I think most golfers have a bucket list. Being an old codger, it was a wish list in my day, but it’s the same thing.
Many moons ago I made out my bucket list. I wanted to play St. Andrews, the birthplace of golf (or at least regarded as such). I wanted to play Pebble Beach just because I was awed by its beauty. And lastly, should the golf gods see fit, I wanted to get a hole in one.
I thought that if these three things were to happen I would be a happy camper and stroll quietly off into the sunset. Well, these three things did happen, I am a happy camper strolling quietly off into the sunset and I’d like to tell you about them.
Years ago the Chief and I and 3 other couples decided to visit Scotland and Ireland in order to play St. Andrews and a few other courses. Of course you have to book tee times many months in advance. The appointed morning was what you would expect: grey, cloudy, windy and drizzly.

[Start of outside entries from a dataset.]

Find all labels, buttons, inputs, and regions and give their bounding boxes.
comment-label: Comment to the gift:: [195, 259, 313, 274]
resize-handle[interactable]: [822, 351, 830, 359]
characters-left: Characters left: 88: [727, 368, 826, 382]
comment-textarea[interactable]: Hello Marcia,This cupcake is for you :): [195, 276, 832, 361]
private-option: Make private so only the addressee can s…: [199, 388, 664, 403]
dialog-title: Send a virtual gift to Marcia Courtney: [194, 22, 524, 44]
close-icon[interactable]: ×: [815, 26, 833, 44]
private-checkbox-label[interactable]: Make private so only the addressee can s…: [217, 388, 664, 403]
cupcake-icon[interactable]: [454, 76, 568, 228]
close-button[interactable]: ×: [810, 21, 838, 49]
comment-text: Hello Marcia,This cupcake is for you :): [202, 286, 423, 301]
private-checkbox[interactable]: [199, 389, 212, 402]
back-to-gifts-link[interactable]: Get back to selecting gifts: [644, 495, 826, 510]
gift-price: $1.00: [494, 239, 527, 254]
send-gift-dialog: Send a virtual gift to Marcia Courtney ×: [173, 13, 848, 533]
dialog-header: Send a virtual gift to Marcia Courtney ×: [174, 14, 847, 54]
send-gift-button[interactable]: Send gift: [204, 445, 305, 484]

Power carts are not an option, so we decided to get caddies for the ladies and the guys would take pull carts (little did we know what that would mean). The first hole is pretty straightforward, then I recall standing on the second tee having not a clue where to try to hit the drive. There are many holes like that where you have to ask the caddie, who would say “hit it left of the mound or, hit it over that bunker.” Then the wind began to howl-pull carts left unattended would march any which way on their own, bags were blown over and balls blown off tees (and greens). At almost any other place on earth you would say “I’m done, I’m outa here”, but, being St. Andrews and knowing this is a onetime deal you just add another layer and keep on chuggin’. Fond memories: huge double greens (my ball almost always on the wrong half), pot bunkers you could camp out in, the road hole and walking up 18. Don’t remember what I shot and didn’t care…..I played St. Andrews.
Several years ago a bunch of business cronies put a safari to Pebble Beach together. As this was on my bucket list, it was a no-brainer. I’m still captivated by the majesty of the Monterey Peninsula, 7 mile drive, etc. Interestingly, all one remembers are the ocean holes for they are truly breathtaking. Using ocean exposure as a criterion, there are 9 great holes and 9 inland average holes. My favorites are #7, a par 3 from an elevated tee straight out to the ocean, #8 a par 4 dogleg right along some almost cliffs, and 17 and 18. 18 in particular is so awesome and intimidating you just kind want to stand on the tee and soak it all in. A very special piece of real estate and a thrill for me to play. Incidentally, we stayed at Spanish Bay where we had cocktails on the deck and watched and listened to the bagpiper walk down 18 at sunset. If that don’t getcha, nothin’ will.
Hole(s) in one. I’ve always thought holes in one are a little mystical. I know many folks who play a lot of golf and are good golfers who have never had a hole in one. On the flip side, I know folks who play occasional golf, are not very good who have holes in one. Go figure. The Chief and I were playing the Mountain Course at Gold Canyon – this was before the lower 18 and all the houses and was one of our favorite courses. What I remember about the round was that I really butchered the 16th and was a little ticked, hit an 8 iron on the par 17th, watched it bounce twice and disappear! It was one of those blink twice deals to make sure that’s what I really saw. Needless to say, the Chief started screaming, the couple we were playing with were whooping and it was done.
We used to have a mini-tradition on Christmas morning. Our course is closed so the Chief and I would take our dog, our boys would take theirs, and we would walk nine holes. When we got to the 7th hole I didn’t have the right club so I reached into my sons bag, found my old 7 iron and knocked the ball into the hole-pretty nice Christmas present!
So there you have my bucket list. Thanks for taking a trip down memory lane with me. I hope your bucket list is as much fun and as special as mine has been.